Tumor cells in most cancers get around this limitation by stealing the secret of immortality from long-lived stem cells, which can divide indefinitely thanks to a telomere-extending enzyme called telomerase, the discovery of which led to a Nobel prize shared by UCSF's Elizabeth Blackburn, PhD. Normally only stem cells are allowed to cheat death in this way, but scientists estimate that as many as 90 percent of human cancers have activated telomerase, many through mutations in TERT, one of the two genes that encodes the telomerase complex, which enable them to grow and spread unfettered by the limitations of normal cells.
Efforts to treat cancers with drugs that block telomerase have mostly proven too toxic to patients because they interfere with telomere maintenance in stem cells such as those needed to maintain healthy blood.
But recent research has suggested that more than 50 types of human cancers may be caused not by a defective TERT gene itself, but by mutations in the TERT promoter -- a region of DNA where protein complexes called transcription factors can influence when and how the TERT gene is activated. These mutations enable a transcription factor called GABP to bind to the TERT promoter and activate it, other studies had found, which was strange because in healthy cells GABP and TERT usually have nothing to do with one another.
"This was really intriguing to us," Costello said. "You can't create a drug to target a promoter itself, but if we could identify how GABP was binding to the mutated promoter in these cancers, we might have a remarkably powerful new drug target."
Costello's team, led by graduate students Andrew Mancini and Ana Xavier-Magalhaes, studied human glioblastoma cell lines and primary tumor cells derived from advanced-stage glioblastoma patients and showed that the cells' mutations create two adjacent sequences of DNA in the TERT promoter that make a perfect landing pad for a particular form of the GABP transcription factor complex containing four subunits, one of which was GABP-ß1L.
The researchers showed that this GABP-ß1L-containing form of GABP is required to activate TERT and drive cancer growth, but that it appears not to be essential for healthy cells. When the researchers used multiple techniques, including CRISPR-based gene editing, to eliminate the GAPB1L subunit from glioblastoma cells in laboratory cultures, the cells' growth dramatically slowed. The researchers then implanted patient-derived glioblastoma cells into mice and showed that while unedited cells grew aggressively and quickly proved fatal for the animals, cells edited to lack GAPB1L grew much more slowly and were less lethal.
Costello said the next step will be to identify small-molecule drugs that could have a similar effect as the gene editing used in the current experiments, which was performed in collaboration with co-authors Pablo Perez-Pinera, PhD, of the University of Illinois, Urbana-Champaign and CRISPR pioneer Jennifer Doudna, PhD, of UC Berkeley and the Gladstone Institutes in San Francisco, who is also an adjunct professor of cellular and molecular pharmacology at UCSF.
"In theory what we have now is a therapeutic target that is not TERT itself, but a key to the TERT switch that is not essential in normal cells," Costello said. "Now we have to design a therapeutic molecule that would do the same thing."

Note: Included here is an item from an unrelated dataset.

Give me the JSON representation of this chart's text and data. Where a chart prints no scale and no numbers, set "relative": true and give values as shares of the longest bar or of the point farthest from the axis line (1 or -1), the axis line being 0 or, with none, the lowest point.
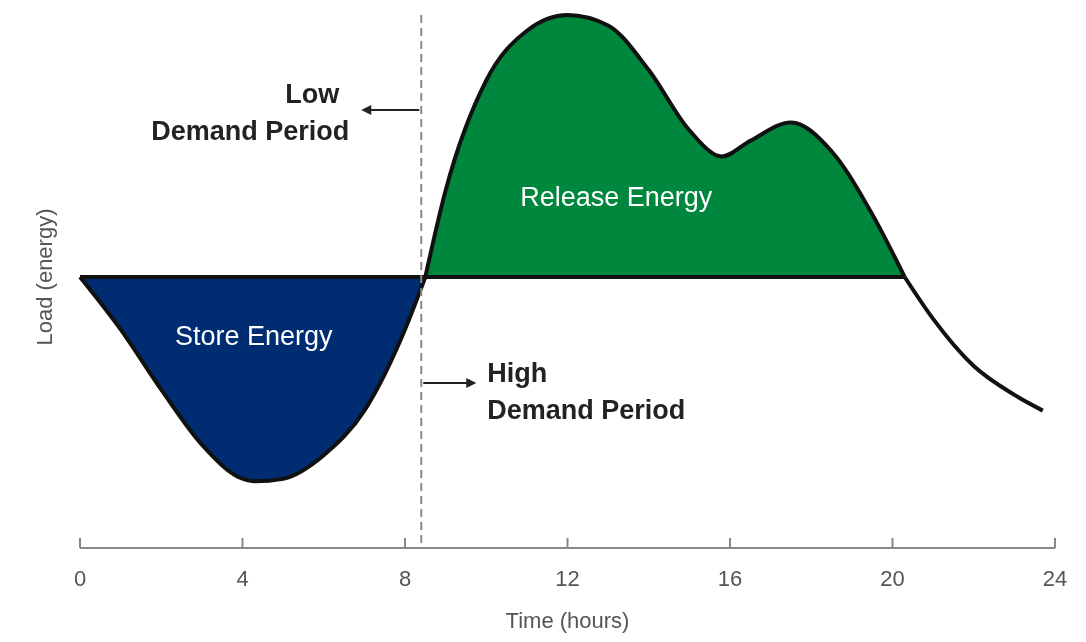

A San Francisco-based company called Telo Therapeutics, founded by Costello and former graduate student Robert Bell, PhD, who is also a co-author on the current study, is currently conducting small molecule screens to find such a molecule in partnership with pharmaceutical giant GlaxoSmithKline (GSK).
"It's gratifying that GSK is willing to invest their significant resources into this early-stage finding," Costello said. "To me, it really speaks to promise of this target for so many different human cancers."